Justin rose to fame quite quickly; his initial move in 2008 to take over his father’s coffee farm led to operating the coffee washing station at such a high level that he placed 4th in Rwanda’s 2010 Cup of Excellence (CoE) competition and continued to place highly in following years. After first purchasing and roasting Mahembe in 2013 we struggled to compete for Justin’s lots in 2014 and 2015, as his reputation in the CoE attracted buyers from Starbucks. Thankfully, through Nordic Approach and their relationship with Rwanda Trading Company (RTC), we’ve been able to maintain the relationship and secure Mahembe lots from the last four years’ harvests. We returned to Rwanda this summer to revisit him at his station, taking Kristyna, our Quality Assurance Supervisor, on her first trip to origin, who could instantly recognise Justin’s coffees on the cupping table at RTC because of their vivid fruity qualities.
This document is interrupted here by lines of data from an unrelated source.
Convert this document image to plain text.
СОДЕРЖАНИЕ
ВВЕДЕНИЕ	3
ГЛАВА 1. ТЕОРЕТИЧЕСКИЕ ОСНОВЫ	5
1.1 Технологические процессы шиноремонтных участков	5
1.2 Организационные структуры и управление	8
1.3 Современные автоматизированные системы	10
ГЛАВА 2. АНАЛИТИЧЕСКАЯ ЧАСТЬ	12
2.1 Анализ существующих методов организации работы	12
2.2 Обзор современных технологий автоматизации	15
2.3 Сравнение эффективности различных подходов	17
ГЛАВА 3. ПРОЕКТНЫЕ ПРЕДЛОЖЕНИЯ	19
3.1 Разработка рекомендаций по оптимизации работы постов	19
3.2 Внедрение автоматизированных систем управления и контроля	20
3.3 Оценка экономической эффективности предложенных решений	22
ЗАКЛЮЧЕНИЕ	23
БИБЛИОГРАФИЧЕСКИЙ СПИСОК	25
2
Despite success from early on, Justin is always adapting and aiming to improve his specialty grade coffees. In 2016 the coffee washing station eschewed their traditional disc pulper in favour of a Penagos eco-pulper, used to depulp and mechanically remove mucilage from the coffee seeds before processing. However, due to a freak lightning strike this year mid-season their depulper exploded, taking a reception tank used for floating coffee cherries with it! They rebuilt the tank and structures surrounding the depulper quickly, and reinstalled a traditional three-disc pulper, which inevitably altered the fermentation profile of his coffees this year, compared to the last three. We don’t feel it has negatively affected quality, conversely there is a little more depth and ripeness to the fruity tones in the lot we have chosen this year, potentially as a result of the increased level of sugars on the parchment as it is left to ferment, providing more fuel for the native microbiome relied on to break down this pectin rich layer surrounding the seeds before washing and soaking.
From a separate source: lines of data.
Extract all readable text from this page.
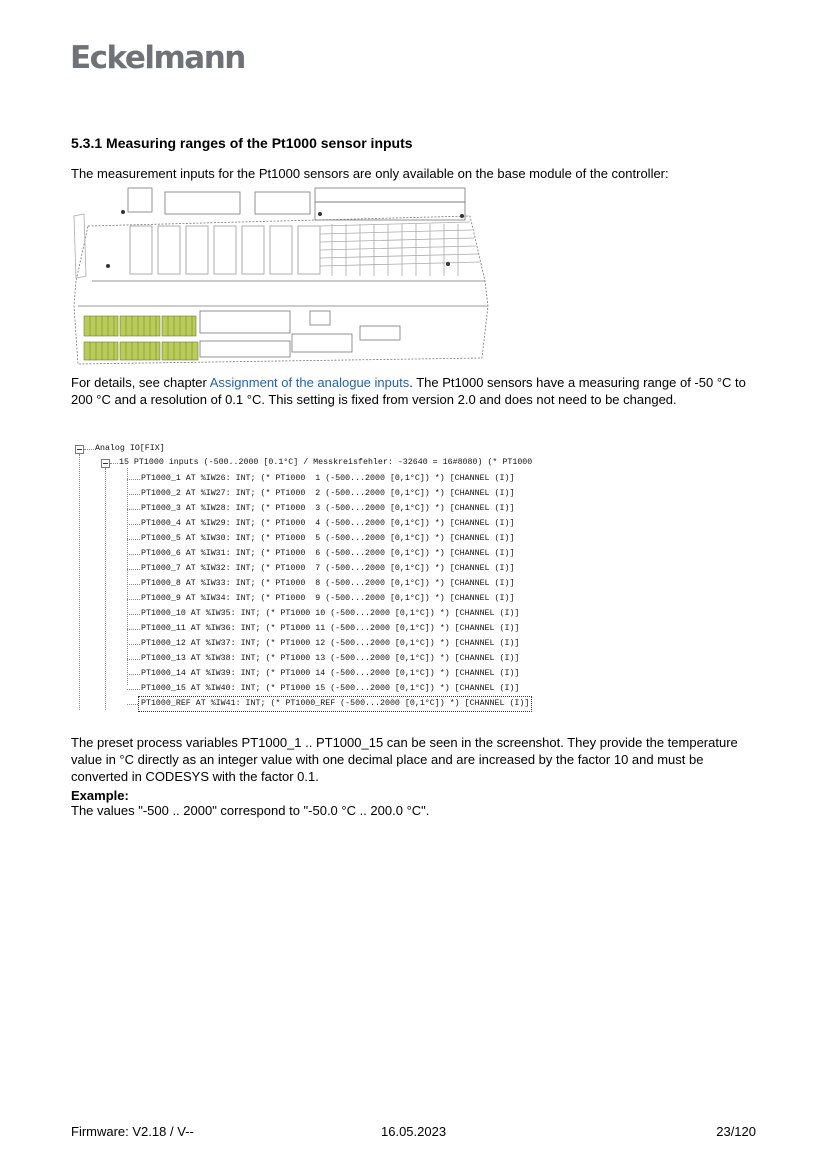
Eckelmann
5.3.1 Measuring ranges of the Pt1000 sensor inputs

The measurement inputs for the Pt1000 sensors are only available on the base module of the controller:

For details, see chapter Assignment of the analogue inputs. The Pt1000 sensors have a measuring range of -50 °C to 200 °C and a resolution of 0.1 °C. This setting is fixed from version 2.0 and does not need to be changed.

Analog IO[FIX]

15 PT1000 inputs (-500..2000 [0.1°C] / Messkreisfehler: -32640 = 16#8080) (* PT1000

PT1000_1 AT %IW26: INT; (* PT1000  1 (-500...2000 [0,1°C]) *) [CHANNEL (I)]

PT1000_2 AT %IW27: INT; (* PT1000  2 (-500...2000 [0,1°C]) *) [CHANNEL (I)]

PT1000_3 AT %IW28: INT; (* PT1000  3 (-500...2000 [0,1°C]) *) [CHANNEL (I)]

PT1000_4 AT %IW29: INT; (* PT1000  4 (-500...2000 [0,1°C]) *) [CHANNEL (I)]

PT1000_5 AT %IW30: INT; (* PT1000  5 (-500...2000 [0,1°C]) *) [CHANNEL (I)]

PT1000_6 AT %IW31: INT; (* PT1000  6 (-500...2000 [0,1°C]) *) [CHANNEL (I)]

PT1000_7 AT %IW32: INT; (* PT1000  7 (-500...2000 [0,1°C]) *) [CHANNEL (I)]

PT1000_8 AT %IW33: INT; (* PT1000  8 (-500...2000 [0,1°C]) *) [CHANNEL (I)]

PT1000_9 AT %IW34: INT; (* PT1000  9 (-500...2000 [0,1°C]) *) [CHANNEL (I)]

PT1000_10 AT %IW35: INT; (* PT1000 10 (-500...2000 [0,1°C]) *) [CHANNEL (I)]

PT1000_11 AT %IW36: INT; (* PT1000 11 (-500...2000 [0,1°C]) *) [CHANNEL (I)]

PT1000_12 AT %IW37: INT; (* PT1000 12 (-500...2000 [0,1°C]) *) [CHANNEL (I)]

PT1000_13 AT %IW38: INT; (* PT1000 13 (-500...2000 [0,1°C]) *) [CHANNEL (I)]

PT1000_14 AT %IW39: INT; (* PT1000 14 (-500...2000 [0,1°C]) *) [CHANNEL (I)]

PT1000_15 AT %IW40: INT; (* PT1000 15 (-500...2000 [0,1°C]) *) [CHANNEL (I)]

PT1000_REF AT %IW41: INT; (* PT1000_REF (-500...2000 [0,1°C]) *) [CHANNEL (I)]

The preset process variables PT1000_1 .. PT1000_15 can be seen in the screenshot. They provide the temperature value in °C directly as an integer value with one decimal place and are increased by the factor 10 and must be converted in CODESYS with the factor 0.1.

Example:
The values "-500 .. 2000" correspond to "-50.0 °C .. 200.0 °C".
Firmware: V2.18 / V--	16.05.2023	23/120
Justin continues to focus on producing high quality, specialty coffee, which makes up around 75% of his total production. As well as purchasing cherries from local smallholders for a premium price they tend to their own 8-hectare farm near the coffee washing station. When we last visited there were 12,000 trees, but they now have 40,000 coffee trees planted on their land, which next year will be certified organic. They are collaborating closely with the 70% female Twitezimbere Mahembe Union to bring selectively picked, ripe coffee cherries to the station.
As well as rebuilding part of the processing station, Mahembe have recently installed a solar powered generator to boil water for the workers. They continue to make organic compost from the discarded coffee pulp, which the smallholder farmers delivering cherries can take to put around their coffee trees to increase vigour and yields, as well as use on their other crops.
As always with coffees from Mahembe, expect a balance of crisp red fruits, a sweet, juicy character, brisk tea-like notes and delicate florals.
Nyamasheke, Western Province, Rwanda
Super complex, layered & elegant, we’re tasting redcurrant, honeycomb & baking spices. A juicy nectarine acidity lends freshness to dusky, floral notes.